私は目の前にいる清水とも、雅臣ともつかない男に常識を覆され、驚きで立ち尽くした。
「めちゃくちゃ驚かれてるぞ」
カップ麺を食べながら、圭はクスクスと笑った。目の前の男は雅臣なのか、清水なのか。結局どっちなのだ。息を整え、とりあえず今の状況を受け入れようと、私は目の前の男に尋ねた。
「あの、雅臣さんですか? それとも清水さんですか?」
私は目の前の得体のしれない男に聞いたのだが、なぜか圭が答えた。
「話してるのは雅臣だよ。身体は清水だけど」
「じゃ、清水さんはどこに行ったんですか?」
そうだ。雅臣が話しているとなれば、身体の持ち主である清水の中身はどこにいったというのだ?

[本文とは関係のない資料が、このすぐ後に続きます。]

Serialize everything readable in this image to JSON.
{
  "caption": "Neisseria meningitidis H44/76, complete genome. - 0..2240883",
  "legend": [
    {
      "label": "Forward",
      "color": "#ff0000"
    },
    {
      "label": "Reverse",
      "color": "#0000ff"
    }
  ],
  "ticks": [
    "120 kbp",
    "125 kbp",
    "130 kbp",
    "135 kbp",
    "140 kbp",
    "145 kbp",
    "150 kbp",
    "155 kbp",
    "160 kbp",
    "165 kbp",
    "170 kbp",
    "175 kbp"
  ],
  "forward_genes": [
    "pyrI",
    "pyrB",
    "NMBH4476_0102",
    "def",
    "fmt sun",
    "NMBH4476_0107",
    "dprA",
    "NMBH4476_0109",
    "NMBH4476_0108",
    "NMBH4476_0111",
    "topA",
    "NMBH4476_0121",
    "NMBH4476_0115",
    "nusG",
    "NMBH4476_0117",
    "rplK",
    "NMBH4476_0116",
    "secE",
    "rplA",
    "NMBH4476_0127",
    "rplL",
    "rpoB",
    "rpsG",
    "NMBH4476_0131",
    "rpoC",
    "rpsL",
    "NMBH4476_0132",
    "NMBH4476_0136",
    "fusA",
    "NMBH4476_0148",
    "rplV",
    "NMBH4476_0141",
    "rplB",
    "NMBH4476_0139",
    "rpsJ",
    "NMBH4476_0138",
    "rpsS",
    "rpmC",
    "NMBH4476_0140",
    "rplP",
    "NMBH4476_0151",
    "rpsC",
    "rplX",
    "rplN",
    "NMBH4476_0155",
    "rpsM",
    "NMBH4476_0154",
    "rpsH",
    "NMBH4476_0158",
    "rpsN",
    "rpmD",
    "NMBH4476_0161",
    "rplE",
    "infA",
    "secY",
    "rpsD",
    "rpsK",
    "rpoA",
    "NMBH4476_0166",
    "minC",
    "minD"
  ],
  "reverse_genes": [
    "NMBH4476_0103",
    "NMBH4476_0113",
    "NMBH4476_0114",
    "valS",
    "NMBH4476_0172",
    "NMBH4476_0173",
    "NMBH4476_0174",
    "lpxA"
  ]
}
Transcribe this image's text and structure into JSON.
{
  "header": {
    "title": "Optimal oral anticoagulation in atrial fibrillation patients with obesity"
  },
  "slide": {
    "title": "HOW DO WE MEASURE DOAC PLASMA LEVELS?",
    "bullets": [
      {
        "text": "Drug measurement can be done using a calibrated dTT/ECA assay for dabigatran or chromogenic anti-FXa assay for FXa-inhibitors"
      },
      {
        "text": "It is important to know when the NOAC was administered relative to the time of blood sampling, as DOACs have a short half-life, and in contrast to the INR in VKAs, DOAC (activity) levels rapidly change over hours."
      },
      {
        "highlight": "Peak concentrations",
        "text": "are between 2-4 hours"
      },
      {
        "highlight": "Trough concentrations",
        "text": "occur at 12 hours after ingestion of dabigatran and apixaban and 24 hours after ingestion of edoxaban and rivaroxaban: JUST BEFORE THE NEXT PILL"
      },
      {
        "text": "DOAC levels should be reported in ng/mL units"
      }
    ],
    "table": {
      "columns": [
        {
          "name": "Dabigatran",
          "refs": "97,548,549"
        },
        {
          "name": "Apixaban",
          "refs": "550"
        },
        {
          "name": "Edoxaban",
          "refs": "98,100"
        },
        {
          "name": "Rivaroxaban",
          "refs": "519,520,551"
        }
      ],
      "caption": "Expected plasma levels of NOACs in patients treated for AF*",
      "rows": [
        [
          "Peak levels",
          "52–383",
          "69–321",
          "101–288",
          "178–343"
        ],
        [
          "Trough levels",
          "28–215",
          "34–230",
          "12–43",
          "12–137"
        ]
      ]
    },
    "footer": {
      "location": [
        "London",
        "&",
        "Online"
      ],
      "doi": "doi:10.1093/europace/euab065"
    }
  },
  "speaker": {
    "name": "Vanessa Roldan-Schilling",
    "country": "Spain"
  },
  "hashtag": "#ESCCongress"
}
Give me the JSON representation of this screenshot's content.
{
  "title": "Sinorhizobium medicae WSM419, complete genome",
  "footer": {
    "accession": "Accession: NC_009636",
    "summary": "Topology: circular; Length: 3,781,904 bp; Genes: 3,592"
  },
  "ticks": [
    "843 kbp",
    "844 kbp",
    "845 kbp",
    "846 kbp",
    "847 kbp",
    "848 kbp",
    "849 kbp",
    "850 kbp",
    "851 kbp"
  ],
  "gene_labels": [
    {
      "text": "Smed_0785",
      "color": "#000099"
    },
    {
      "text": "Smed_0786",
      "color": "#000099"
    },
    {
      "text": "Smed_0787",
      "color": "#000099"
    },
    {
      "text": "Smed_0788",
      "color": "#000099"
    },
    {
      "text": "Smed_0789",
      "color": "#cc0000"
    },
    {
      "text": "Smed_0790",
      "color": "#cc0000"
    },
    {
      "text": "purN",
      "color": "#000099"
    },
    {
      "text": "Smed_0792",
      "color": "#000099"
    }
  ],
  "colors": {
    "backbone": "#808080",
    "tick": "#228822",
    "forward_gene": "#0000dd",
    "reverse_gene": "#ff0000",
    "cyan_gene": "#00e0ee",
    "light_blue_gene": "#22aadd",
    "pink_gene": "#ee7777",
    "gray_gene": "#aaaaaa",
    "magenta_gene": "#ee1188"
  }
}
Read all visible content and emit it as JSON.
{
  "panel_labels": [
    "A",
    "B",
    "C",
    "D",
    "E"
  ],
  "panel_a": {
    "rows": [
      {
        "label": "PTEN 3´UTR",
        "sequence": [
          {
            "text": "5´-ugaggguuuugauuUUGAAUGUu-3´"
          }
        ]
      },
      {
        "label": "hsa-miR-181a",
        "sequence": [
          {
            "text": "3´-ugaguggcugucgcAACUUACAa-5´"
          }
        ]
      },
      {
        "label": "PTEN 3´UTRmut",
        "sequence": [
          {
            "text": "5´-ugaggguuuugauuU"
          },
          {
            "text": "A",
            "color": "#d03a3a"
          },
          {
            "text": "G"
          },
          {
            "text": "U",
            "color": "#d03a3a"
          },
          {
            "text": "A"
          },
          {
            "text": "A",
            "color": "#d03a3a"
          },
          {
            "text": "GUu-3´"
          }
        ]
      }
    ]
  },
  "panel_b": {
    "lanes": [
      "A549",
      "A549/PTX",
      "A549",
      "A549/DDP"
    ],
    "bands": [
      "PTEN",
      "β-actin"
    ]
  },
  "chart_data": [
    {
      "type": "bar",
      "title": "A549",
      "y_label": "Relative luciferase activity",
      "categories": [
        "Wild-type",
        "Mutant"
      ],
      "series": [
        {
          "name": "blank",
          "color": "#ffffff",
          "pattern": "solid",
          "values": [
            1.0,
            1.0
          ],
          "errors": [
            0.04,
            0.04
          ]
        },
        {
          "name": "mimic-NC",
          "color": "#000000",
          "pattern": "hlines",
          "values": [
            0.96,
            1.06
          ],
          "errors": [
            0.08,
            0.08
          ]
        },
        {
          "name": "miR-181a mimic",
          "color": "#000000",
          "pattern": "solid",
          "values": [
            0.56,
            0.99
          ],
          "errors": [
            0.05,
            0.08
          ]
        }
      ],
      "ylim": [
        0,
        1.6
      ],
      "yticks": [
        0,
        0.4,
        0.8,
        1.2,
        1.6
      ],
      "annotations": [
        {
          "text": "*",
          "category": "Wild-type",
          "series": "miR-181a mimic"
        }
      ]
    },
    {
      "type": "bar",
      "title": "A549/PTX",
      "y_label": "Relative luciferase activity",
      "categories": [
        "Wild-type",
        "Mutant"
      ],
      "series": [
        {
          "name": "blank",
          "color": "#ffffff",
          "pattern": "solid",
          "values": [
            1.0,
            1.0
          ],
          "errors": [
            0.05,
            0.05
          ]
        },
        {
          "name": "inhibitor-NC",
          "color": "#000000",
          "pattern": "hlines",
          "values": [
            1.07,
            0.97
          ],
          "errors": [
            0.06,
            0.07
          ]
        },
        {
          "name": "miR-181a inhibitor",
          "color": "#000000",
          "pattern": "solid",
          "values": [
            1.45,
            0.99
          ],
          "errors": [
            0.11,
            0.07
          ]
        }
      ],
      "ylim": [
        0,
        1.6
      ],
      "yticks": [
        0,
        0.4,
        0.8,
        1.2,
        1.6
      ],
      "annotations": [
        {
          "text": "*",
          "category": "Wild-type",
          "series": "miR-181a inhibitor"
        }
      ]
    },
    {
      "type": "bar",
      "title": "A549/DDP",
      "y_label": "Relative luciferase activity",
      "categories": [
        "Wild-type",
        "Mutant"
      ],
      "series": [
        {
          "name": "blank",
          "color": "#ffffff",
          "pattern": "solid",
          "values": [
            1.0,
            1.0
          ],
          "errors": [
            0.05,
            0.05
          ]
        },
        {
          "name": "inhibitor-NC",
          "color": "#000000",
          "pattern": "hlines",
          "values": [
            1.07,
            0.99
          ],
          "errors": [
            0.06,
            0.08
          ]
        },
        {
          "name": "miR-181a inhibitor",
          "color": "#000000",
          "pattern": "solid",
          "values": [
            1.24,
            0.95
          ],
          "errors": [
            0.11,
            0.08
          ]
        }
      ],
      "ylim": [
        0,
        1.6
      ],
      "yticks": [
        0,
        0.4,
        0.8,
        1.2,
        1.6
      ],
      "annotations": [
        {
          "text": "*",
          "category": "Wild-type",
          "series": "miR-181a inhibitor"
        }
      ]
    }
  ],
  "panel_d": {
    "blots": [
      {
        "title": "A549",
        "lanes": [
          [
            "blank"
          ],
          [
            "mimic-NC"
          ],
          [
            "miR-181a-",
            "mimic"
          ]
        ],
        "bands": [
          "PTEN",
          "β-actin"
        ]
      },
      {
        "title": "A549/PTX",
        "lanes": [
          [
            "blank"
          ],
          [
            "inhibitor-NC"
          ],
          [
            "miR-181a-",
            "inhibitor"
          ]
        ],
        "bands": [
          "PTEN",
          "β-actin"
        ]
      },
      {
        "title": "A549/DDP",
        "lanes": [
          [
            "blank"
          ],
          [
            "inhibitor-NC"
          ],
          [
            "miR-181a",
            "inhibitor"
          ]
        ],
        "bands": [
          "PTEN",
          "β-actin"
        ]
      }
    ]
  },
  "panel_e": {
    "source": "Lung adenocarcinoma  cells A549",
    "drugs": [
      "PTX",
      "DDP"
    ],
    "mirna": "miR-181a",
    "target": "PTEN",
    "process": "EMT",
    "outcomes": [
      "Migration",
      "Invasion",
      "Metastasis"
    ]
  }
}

「ちゃんといるよ。清水の身体の中に雅臣と清水、両方がいる状態なんだよ。でも実権は雅臣が握ってるから、身体を動かしたり、物を見たり、話したりしているのは雅臣。清水は休憩中。だけど清水にも会話は聞こえてるよ」
「あれだ」と圭は続けた。何かを思いついたのか、割りばしを口に咥えたまま、床を見つめて身体を前後に揺する。
「雅臣と清水を足して二で割った状態。それがこの姿」
圭の説明に、「違うだろ」と雅臣は清水の身体でいちゃもんをつけてきた。
「脳みそが二個になった状態。俺の脳みそと清水の脳みそが一つの身体に繋がっている状態。それが例えとしは近い」
彼の説明を聞いて、私はやっと分かったような気がした。おそらく、ちゃんと分かってはいないのだが、私の頭では到底理解できないことが起きているということは分かった。感覚として理解する程度しか、私にはできないのだろう。
忘れていた。私はそんなに頭が良くなかった。
「今の俺は、清水の身体に完全に入り込んでいる状態。憑依している状態だ。俺が切り替えようと思えば、今すぐ清水に意識を渡してやれる。だけど、俺が計らわない限り、清水は出てこない。昨日、お前は俺と清水の関係の、清水の側に立たされていたっていうわけだ。今、俺たちが話している会話は、清水にも聞こえている。俺は完全に清水を掌握しているわけではないからな。だけど俺が完全に清水の身体も意識も乗っ取ったら、清水は俺に憑依されている間の記憶を失う。俺が緩めれば……」
「俺が戻って来れるっていうわけだよ」
口調が突然変わった。目の前の私ににっこり微笑む姿は雅臣ではなく、清水だった。
明るい髪色が清水の髪の襟はしから消えていくと、清水の身体から雅臣が抜け出てきた。自分の髪色を連れ、まるで清水から分身するかのように。
「これが昨日、お前が経験したことの実態だ」
私の身体に、他人が入り込んでいた。私の身体なのに他人が動かし、私の心や意識を掌握して、自分の思い通りに私を誘導していた。
「どうして、私が……」
「言ったろ? お前は憑依するには持ってこいの人間だったんだ。武芸を習得している人間は重宝する。俺たちの世界じゃ常識だ」
戻った雅臣は、再びソファーへと座った。